Because fears of leaving one's job behind all stem from that basic insecurity, a vacation that makes these people feel they've accomplished something is just the ticket. "It will refresh them while, at the same time, conveying a sense of self-worth and confidence that the job will be there for them when they get back, "Yamins says.

But just as one can't raft down the Amazon in a single day, neither can one shield oneself against burnout with a two-day holiday. To really recharge, people need to take time off in as large a chunk as possible. While we're not exactly talking leave-of-absence here, we are suggesting that you exit the office for - gulp! - two weeks. Before you stop reading in disgust, listen to Dr. Alan Manevitz, a psychiatrist at New York's Weill Cornell Medical College: "Vacations should ideally be at least two weeks, because people in fast-paced positions will require two or three days to unwind at the beginning, when time is still moving at the speed of the workplace, and the same amount of time to re-accustom themselves to the work pace at the end."

Manevitz has evidence. The intense focusing called for at high-pressure jobs causes the body to produce adrenaline, norepinephrine, and other natural chemical "uppers" that are not released when someone is relaxed. Like breaking a drug habit, de-focusing at a vacation's beginning and refocusing at the end is less mentally traumatic - and less likely to cause physical symptoms like increased blood pressure and muscle tension - when done gradually.

We know, we know: Long vacations are unrealistic for many business people today. But, Manevitz explains, there are ways to pare down the transition times. All it takes is a little regular maintenance, which you can do in the time it takes to brush your teeth, presuming you brush thoroughly. "The trick is learning how to relax at work, so you don't have to work so long at relaxing on vacation," Manevitz says. "I think of this mental preparation as 'vacation hygiene.'"

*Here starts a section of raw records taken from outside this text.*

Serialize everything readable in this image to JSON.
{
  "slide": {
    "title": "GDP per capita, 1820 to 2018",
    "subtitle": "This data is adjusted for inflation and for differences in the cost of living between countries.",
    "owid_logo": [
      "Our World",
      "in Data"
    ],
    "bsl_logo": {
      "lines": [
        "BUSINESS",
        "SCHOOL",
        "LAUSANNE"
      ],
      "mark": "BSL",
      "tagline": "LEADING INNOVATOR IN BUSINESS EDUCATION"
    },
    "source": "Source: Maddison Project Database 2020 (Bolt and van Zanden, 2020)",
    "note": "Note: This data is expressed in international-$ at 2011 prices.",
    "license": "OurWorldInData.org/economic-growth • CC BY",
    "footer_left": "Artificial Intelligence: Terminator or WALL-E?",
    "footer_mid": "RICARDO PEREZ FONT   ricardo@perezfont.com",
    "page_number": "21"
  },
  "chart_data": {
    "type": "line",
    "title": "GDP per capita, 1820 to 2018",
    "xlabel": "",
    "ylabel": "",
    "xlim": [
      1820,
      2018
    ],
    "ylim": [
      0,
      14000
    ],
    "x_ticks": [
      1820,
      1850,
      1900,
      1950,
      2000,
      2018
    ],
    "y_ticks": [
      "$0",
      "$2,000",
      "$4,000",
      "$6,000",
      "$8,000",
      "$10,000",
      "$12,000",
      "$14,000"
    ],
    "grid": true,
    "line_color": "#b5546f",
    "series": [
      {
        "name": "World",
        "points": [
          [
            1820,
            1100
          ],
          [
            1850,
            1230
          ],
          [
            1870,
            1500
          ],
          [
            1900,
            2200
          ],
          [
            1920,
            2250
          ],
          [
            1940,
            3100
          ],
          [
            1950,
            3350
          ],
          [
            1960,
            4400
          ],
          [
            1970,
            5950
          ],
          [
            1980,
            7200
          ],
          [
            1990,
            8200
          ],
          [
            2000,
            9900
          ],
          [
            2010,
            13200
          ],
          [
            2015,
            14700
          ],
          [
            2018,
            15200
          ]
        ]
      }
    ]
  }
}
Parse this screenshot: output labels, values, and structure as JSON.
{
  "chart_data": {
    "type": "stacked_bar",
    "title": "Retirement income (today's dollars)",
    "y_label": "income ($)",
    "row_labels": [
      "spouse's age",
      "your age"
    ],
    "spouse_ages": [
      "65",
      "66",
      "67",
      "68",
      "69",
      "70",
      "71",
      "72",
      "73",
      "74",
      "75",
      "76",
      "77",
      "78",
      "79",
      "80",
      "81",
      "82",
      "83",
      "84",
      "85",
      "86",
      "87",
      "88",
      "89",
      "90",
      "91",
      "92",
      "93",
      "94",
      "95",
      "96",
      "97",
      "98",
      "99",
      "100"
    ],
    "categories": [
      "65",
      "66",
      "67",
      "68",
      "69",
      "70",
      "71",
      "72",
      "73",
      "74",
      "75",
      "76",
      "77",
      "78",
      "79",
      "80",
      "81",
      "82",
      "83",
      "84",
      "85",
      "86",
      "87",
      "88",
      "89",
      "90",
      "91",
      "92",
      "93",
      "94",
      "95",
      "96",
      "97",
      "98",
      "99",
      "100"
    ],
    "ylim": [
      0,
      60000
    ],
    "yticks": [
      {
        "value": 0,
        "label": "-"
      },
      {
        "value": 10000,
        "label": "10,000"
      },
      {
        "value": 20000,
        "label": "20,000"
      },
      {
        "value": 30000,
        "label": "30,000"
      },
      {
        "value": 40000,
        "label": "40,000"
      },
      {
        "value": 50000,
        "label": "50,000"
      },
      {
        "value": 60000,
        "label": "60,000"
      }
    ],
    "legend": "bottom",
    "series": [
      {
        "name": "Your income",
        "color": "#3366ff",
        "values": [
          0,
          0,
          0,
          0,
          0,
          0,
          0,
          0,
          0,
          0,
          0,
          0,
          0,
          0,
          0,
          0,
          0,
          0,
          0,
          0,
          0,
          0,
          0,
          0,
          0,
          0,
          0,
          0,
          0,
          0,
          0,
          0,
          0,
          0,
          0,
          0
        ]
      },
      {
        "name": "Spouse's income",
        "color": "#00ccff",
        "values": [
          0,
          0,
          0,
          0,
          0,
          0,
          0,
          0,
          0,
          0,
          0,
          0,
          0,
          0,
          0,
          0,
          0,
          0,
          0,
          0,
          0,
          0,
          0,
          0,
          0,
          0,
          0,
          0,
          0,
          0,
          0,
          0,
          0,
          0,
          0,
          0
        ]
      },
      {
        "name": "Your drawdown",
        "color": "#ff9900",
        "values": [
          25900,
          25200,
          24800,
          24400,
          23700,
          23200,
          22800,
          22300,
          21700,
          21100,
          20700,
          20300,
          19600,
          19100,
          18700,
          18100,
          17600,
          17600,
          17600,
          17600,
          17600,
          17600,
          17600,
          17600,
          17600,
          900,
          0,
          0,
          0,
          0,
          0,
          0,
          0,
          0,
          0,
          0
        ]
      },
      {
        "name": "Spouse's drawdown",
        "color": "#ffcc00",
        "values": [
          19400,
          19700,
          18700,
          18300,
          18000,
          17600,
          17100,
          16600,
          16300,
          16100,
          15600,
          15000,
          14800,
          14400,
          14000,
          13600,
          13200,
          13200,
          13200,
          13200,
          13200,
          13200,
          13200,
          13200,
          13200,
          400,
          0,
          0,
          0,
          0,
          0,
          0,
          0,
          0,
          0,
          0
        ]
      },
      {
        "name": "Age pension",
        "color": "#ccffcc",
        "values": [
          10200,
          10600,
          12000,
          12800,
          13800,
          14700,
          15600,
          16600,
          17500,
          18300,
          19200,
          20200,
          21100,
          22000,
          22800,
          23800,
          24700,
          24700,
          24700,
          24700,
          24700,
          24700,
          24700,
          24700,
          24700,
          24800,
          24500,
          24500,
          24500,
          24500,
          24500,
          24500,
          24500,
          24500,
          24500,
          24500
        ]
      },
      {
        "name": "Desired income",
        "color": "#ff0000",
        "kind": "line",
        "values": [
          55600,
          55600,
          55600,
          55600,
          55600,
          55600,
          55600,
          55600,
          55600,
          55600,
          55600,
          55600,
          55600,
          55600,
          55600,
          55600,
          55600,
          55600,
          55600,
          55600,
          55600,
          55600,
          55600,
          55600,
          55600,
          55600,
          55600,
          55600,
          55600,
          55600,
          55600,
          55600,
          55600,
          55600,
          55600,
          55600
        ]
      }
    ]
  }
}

One of the simplest things he recommends is imaging. Just take a few moments out of the workday to imagine yourself in whatever you think is an ideal place. Then relax, and allow your breathing and muscles to relax as your mind does. For a compulsive worker, says Manevitz, this sort of exercise improves the sense of flexibility. It also helps people learn to be "in the moment, meaning to be able to fully experience what you are doing at any given time, rather than being a participant observer who is thinking about what else you should be doing."

And of vital importance, Manevitz stresses, is planning a realistic vacation with realistic goals. Because workaholics often try to cover maximum ground whether working or playing ("All the capitals of Europe in a week? Sure!"), they often take vacations from which one needs a vacation to recover. Just don't do it. If you do, he explains, the vacation won't be the re-energizing experience it should.